BEN KINGSLEY, que se presta a todo, y últimamente a personajes de época en títulos no precisamente de culto, hace del faraón Merenkahre, padre del egipcio conocido en las dos anteriores Ahkmenrah (RAMI MALEK). Aparecen nuevas caras, por ejemplo REBEL WILSON, en su siempre faceta simpática aunque aquí su historia con el troglodita/STILLER sea un poco de pegote. Sus compañeros de las precuelas también se pasearán por allí, como DICK VAN DICKE y el ya desaparecido MICKEY ROONEY, igual que Teddy Roosevelt, es decir, ROBIN WILLIAMS. Ellos son la razón por la que este estreno se recibe con una melancolía poco asidua a estos blockbusters infantiles. La película contiene la pena de ser la obra póstuma de ambos al fallecer ROONEY en Abril por causas naturales, y WILLIAMS en Agosto por su trágico suicidio.

Las terceras partes llegan a veces sin aliento al público porque cuesta extender la historia para abarcar una hora y media más. Este episodio continúa el estilo del modelo establecido pero para dar un impulso viajan fuera para renovarse. Al menos lo intenta y el entretenimiento está asegurado, aunque no haya demasiada originalidad intrínseca dentro de la visita del espectador a la nueva exposición.
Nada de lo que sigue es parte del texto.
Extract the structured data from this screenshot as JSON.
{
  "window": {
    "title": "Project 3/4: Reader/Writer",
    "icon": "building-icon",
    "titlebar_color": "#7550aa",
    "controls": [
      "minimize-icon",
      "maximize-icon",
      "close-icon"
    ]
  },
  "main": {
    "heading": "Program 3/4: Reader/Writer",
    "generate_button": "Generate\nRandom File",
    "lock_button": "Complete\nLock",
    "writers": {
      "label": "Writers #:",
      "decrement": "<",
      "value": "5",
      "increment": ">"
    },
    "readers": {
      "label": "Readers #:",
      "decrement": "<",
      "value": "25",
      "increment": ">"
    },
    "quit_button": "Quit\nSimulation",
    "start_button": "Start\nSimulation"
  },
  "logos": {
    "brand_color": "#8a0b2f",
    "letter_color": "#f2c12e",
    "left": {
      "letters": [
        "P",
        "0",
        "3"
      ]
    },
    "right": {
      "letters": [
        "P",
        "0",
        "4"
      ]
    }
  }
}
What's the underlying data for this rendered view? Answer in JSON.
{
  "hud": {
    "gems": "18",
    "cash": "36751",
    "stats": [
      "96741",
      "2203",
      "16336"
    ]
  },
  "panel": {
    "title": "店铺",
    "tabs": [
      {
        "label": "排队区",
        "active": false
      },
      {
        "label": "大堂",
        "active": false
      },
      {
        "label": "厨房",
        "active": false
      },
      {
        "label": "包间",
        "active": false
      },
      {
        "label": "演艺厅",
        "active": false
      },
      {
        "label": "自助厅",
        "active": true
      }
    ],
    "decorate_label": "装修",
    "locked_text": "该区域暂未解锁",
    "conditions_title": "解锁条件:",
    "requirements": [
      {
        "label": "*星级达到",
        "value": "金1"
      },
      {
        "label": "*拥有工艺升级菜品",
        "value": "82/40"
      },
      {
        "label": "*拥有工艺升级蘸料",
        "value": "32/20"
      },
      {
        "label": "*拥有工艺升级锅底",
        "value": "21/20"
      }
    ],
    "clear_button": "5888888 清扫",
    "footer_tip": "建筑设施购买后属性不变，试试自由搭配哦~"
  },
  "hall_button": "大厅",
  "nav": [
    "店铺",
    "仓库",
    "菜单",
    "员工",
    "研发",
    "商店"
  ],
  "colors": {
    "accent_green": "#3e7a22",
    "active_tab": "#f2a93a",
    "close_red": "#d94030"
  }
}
La ruta turística se bifurca en dos líneas: WILSON y COOGAN aparecen en Pompeya mientras que Larry se centrará en su misión. Pese a las dos ramas, es más de lo mismo. Las figuras ya han dado lo que tenían que dar en lo que a peripecias nocturnas se refiere, aunque siempre hay sorpresas, y aquí hay una que no ofrece giro en la trama pero sí una pequeña carcajada. Se trata de un gracioso cameo de un famoso actor haciendo de sí mismo y hablando de uno de sus míticos personajes. Hay que ir para ver de quién se trata.

NIGHT AT THE MUSEUM 3

Lo bueno de esta saga es la cantidad de información cultural transmitida a los más pequeños, aunque sea en medio de mofa y chistes fáciles. Al menos gracias al título les sonará el nombre de Escher –muy interesante la persecución colándose en uno de sus característicos cuadros-, Atila y los Hunos, la tragedia de Pompeya, el éxodo de los judíos de Egipto, etc.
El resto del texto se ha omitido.